Идём. И сила вокруг становится ещё гуще. А ещё ощущаю, как чужие пальцы стаскивают запястье. Наверное, это больно, кости почти хрустят, но мне лишь страшно, что это прикосновение разорвется. Я знаю, что тогда конец. И ладно бы мне, но ведь и Савке.

Савка должен жить.

— Клади.

И меня опускают на лёд. Это именно льдом и ощущается. Холод замораживает и тело, и силу

— А теперь иди. Здесь тебе быть не надо. Наверху жди…

— Долго?

Еремей. Ну да. Кто ещё нас таскать будет.

— Как получится.

Я слышу, как он уходит. А тот, другой, наклоняется ко мне.

— Понимаешь? Надеюсь. Там… У тебя будет шанс. Ты не один. С тобой и тварь, и сила.

У меня получается открыть глаза. Ровно затем, чтобы увидеть сухо костлявого старика с ножом в руке. Нож был черный и кривой, то ли обугленный, то ли оплавленный. Главное, что старик, перехватив нож за рукоять обеими руками, усмехнулся

— Помни, — сказал он. — Кто ты есть.

И без замаха одним движением вогнал клинок мне в грудь.

Сука.


От возмущения я почти вырываюсь сюда, в жизнь, ровно для того, чтобы яснее ощутить пронизывающую тело боль.
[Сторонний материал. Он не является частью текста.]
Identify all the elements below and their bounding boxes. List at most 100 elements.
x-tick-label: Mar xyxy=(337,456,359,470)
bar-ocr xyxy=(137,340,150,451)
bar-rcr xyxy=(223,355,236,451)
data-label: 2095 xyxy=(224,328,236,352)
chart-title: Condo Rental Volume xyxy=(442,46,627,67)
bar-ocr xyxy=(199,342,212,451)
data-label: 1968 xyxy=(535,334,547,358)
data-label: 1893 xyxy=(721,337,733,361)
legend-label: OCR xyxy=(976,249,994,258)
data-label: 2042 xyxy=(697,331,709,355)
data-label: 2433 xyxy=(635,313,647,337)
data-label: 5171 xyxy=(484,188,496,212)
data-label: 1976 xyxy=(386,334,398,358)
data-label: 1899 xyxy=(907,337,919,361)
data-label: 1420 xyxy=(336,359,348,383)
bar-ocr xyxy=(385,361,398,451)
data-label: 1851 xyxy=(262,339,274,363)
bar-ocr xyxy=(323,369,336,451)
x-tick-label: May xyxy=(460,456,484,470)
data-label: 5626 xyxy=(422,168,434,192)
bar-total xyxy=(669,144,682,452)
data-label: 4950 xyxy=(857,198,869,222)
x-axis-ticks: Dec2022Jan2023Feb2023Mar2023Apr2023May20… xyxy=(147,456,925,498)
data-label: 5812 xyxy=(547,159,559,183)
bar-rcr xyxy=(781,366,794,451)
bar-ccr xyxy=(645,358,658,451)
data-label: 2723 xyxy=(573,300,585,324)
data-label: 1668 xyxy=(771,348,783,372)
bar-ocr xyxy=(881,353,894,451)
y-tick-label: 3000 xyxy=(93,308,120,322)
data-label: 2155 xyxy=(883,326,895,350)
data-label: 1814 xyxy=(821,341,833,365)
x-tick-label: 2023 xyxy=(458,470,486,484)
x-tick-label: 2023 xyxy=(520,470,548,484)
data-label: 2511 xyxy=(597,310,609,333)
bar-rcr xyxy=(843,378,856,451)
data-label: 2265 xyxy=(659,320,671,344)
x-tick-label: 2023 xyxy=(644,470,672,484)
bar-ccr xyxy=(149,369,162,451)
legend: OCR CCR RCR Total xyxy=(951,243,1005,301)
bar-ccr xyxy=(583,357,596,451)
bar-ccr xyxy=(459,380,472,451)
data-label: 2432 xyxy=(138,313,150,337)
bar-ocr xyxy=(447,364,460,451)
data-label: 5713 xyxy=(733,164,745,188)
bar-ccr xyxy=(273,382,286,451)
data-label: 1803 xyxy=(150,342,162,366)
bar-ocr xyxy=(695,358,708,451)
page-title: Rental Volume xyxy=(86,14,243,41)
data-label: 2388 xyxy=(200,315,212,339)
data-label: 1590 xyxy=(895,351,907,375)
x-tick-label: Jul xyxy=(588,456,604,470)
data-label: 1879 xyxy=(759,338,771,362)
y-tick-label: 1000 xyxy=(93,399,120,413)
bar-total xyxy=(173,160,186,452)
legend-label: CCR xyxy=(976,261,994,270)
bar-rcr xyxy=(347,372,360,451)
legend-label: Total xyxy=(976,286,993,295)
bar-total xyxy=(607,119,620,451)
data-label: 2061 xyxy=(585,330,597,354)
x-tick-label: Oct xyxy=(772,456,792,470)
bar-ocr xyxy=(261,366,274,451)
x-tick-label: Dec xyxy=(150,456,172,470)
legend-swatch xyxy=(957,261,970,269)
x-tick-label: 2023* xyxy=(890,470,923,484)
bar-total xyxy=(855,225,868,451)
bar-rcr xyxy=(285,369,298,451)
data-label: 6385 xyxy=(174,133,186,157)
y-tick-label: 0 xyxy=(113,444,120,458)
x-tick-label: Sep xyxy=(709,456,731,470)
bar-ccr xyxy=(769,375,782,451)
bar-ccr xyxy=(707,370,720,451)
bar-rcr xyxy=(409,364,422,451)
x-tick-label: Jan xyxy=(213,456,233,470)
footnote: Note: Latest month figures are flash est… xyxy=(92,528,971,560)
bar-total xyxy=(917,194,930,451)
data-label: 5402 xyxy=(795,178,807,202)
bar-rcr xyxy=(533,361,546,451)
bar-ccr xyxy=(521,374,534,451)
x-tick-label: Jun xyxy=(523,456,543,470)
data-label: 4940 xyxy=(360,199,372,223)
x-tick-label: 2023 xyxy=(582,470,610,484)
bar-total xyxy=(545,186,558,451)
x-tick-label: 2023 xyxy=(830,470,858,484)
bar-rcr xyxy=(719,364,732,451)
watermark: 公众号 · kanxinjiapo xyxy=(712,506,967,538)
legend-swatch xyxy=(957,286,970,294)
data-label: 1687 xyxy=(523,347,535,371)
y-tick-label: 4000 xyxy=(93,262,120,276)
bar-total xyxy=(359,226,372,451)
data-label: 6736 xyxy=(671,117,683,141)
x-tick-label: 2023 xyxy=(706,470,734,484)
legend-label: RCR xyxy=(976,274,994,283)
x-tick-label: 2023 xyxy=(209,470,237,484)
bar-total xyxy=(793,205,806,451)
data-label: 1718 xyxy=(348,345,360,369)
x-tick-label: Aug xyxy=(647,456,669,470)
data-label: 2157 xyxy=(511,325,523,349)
Да как так… и старика вижу ясно, будто зрение вдруг вернулось.

Узкое лицо его.

Острые скулы. Чрезмерно крупный чуть свёрнутый набок нос. Лоб высокий, который из-за залысин кажется ещё выше. Волосы редкие, сквозь которые просвечивает смуглая кожа черепа.

И глаза.

Взгляд у него тоскливый и… безнадёга в нём видит. Да ну на хрен… рано меня ещё хоронить. Рано. Я хочу сказать, но во рту мокро. Губы разлипаются и слышу то ли сип, то ли хрип. А потом всё уходит.

Куда?

Туда.

Пойди туда, не знаю, куда. Найди то, не знаю что… как в сказке, ёпта.

Туман вокруг клубится. Знакомый. Родной уже почти. И дорога под ногами. Ага, мне ещё башмачки нужны. И этот, Железный Дровосек со Страшилой. Только, чую, не выдадут… я ж не девочка. И собачки у меня нет.

Зато тень имеется. Сойдёт?

Так, Громов, хватит истерить. Убили?

Можно подумать, в первый раз… убили и убили. Старик явно не по своей прихоти внучка прирезал. Давай, включай уже мозги.

Нас тянули.

Этот Тимофей. Потом Татьяна… интересно, они действительно брат с сестрой?

Поэтому имена на одну букву?

Как у щенков из одного помёта.

Так, это снова не туда. И злость говорит. А ещё зависть. Ясно, что они друг с другом ладят. Я же лишний… правильно она сказала.

Стоп.

Это дерьмо на потом оставим. Когда вернусь, тогда и отстрадаю. А теперь думай, Громов. Мозгами, а не обидками детскими. Итак, если бы хотели от меня избавиться, можно было бы просто не делиться силой. Или делиться не так активно. Я бы точно не дотянул. А со стороны всё выглядело бы прилично.